Submodular Variational Inference for Network Reconstruction
This addresses the challenge of inferring hidden connections in social networks from limited diffusion data, offering a computationally efficient solution for applications like online social analysis, though it is incremental as it builds on variational inference methods.
The paper tackles the network reconstruction problem from observed diffusion cascades, such as respondent-driven sampling, by proving the posterior distribution is Bayesian log-submodular and proposing VINE, a variational inference algorithm that recovers connected graphs with high accuracy in experiments on real-life networks.

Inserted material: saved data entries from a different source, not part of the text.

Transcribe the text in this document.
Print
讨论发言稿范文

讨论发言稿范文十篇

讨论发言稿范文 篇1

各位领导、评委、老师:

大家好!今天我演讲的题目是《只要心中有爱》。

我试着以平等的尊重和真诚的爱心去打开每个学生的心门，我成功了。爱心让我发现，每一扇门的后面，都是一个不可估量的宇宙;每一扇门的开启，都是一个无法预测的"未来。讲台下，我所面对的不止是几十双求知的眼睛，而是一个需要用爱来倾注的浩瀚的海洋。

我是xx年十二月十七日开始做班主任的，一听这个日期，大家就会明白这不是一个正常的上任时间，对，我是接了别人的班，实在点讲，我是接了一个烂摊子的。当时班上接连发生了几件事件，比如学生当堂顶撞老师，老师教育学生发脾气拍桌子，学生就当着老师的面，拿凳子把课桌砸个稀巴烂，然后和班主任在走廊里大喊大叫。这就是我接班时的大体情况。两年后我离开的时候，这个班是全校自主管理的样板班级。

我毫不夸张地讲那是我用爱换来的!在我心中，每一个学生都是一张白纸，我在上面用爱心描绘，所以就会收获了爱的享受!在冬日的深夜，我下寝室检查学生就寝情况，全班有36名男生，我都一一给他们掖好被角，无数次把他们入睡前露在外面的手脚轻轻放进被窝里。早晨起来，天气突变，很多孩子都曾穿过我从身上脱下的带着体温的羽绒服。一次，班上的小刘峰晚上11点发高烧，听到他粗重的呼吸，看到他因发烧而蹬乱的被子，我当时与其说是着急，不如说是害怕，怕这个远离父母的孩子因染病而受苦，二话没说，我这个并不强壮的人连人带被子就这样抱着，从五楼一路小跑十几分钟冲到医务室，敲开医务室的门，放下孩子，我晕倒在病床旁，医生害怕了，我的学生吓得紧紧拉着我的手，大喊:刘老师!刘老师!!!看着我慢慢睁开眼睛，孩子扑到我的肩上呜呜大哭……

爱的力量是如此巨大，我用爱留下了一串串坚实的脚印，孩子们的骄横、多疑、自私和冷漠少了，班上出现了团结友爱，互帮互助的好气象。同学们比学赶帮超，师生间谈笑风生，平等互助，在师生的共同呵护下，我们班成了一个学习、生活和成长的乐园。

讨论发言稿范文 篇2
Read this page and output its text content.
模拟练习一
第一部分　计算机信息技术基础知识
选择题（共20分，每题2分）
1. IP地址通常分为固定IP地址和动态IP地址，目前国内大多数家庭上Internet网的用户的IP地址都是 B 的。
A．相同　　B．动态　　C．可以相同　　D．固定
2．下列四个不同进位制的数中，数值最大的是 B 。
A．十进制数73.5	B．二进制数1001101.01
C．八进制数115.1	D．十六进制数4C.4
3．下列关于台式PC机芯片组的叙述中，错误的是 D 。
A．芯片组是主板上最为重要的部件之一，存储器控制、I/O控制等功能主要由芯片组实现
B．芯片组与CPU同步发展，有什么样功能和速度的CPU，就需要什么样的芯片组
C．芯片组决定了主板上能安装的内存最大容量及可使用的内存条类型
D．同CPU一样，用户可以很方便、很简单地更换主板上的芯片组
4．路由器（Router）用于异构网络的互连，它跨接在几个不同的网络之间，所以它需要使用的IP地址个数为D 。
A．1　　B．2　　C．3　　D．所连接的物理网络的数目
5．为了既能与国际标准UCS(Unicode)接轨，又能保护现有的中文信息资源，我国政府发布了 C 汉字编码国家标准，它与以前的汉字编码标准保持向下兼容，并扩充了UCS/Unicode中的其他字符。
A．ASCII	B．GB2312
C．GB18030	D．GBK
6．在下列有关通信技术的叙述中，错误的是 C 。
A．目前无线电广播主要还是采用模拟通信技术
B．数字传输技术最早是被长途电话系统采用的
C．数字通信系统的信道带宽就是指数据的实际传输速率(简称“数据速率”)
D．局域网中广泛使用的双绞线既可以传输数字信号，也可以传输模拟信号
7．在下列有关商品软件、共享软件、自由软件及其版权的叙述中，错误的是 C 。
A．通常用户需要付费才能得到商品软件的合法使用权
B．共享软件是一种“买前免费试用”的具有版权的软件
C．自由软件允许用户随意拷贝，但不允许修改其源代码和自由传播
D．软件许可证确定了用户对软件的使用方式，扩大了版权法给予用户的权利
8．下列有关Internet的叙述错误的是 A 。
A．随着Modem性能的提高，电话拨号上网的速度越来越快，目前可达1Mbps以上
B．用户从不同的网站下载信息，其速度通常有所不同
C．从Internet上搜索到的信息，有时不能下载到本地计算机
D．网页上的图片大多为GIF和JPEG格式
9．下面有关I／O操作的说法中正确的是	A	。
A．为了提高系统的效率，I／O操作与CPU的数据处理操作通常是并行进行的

In real-world and online social networks, individuals receive and transmit information in real time. Cascading information transmissions (e.g. phone calls, text messages, social media posts) may be understood as a realization of a diffusion process operating on the network, and its branching path can be represented by a directed tree. The process only traverses and thus reveals a limited portion of the edges. The network reconstruction/inference problem is to infer the unrevealed connections. Most existing approaches derive a likelihood and attempt to find the network topology maximizing the likelihood, a problem that is highly intractable. In this paper, we focus on the network reconstruction problem for a broad class of real-world diffusion processes, exemplified by a network diffusion scheme called respondent-driven sampling (RDS). We prove that under realistic and general models of network diffusion, the posterior distribution of an observed RDS realization is a Bayesian log-submodular model.We then propose VINE (Variational Inference for Network rEconstruction), a novel, accurate, and computationally efficient variational inference algorithm, for the network reconstruction problem under this model. Crucially, we do not assume any particular probabilistic model for the underlying network. VINE recovers any connected graph with high accuracy as shown by our experimental results on real-life networks.